Was Africa the land where you wanted to serve or was it less specific ?
Yes, I think my vocation is to live and work with Africans. I can begin by saying that I don't consider myself a missionary in the traditional sense of someone who takes Christ or anything else to a people who don't have what you are bringing. In East Africa where I spent my first 5 years and was therefore broken-in, we didn't use the word 'missionary' but 'expatriate' or 'European' -- a term which nobody realized excluded me. Eighty percent of the sisters in the province were African and I was teaching in a Minor Seminary (high school for future priests) with a totally African priest staff. So my vocation has always been to be WITH and I discovered that this was the deepest meaning of the poverty I was called to live the Kenosis of Jesus Christ who emptied Himself. "This call involves separations and the acceptance of the loneliness and misunderstanding that apostles may meet. However they will experience at the same time, an abundance of joy. Becoming part of a new people and culture, they will appreciate the friendship of those God gives them and rejoice in the rich diversity of nations." (RL N86)
Please tell us something about your first years in Africa.

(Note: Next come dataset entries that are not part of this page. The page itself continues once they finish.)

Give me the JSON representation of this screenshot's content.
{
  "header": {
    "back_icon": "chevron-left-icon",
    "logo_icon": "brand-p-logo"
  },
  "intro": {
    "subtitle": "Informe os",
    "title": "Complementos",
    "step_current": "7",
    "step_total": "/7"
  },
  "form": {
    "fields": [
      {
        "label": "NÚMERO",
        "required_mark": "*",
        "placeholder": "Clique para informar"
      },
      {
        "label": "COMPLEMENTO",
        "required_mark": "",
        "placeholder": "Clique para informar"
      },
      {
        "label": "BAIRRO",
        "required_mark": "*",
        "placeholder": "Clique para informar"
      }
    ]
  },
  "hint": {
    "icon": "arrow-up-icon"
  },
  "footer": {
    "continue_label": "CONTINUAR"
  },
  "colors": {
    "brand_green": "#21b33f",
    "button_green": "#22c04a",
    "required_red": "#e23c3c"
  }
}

I spent 5 years in the Province of East Africa, half in Tanzania teaching History in the junior seminary at Moshi and then as Principal of Kambaa Girls High School in Kereita, Kenya. In 1980 I spent a year at our Motherhouse in Paris and then was sent to the Province of West Africa which is French speaking. After a first year of looking around and learning more French, I was sent to teach English in our high school at Daloa, Ivory Coast. I was there for 10 years and then spent 3 years as Principal of our high school at Koudougou, Burkina Faso. Finally in 1995 I arrived at Sokode in the north of Togo as Principal of the ITC Assomption which is a co-ed Technical High School specialising in business studies: accounting and administration secretarial studies.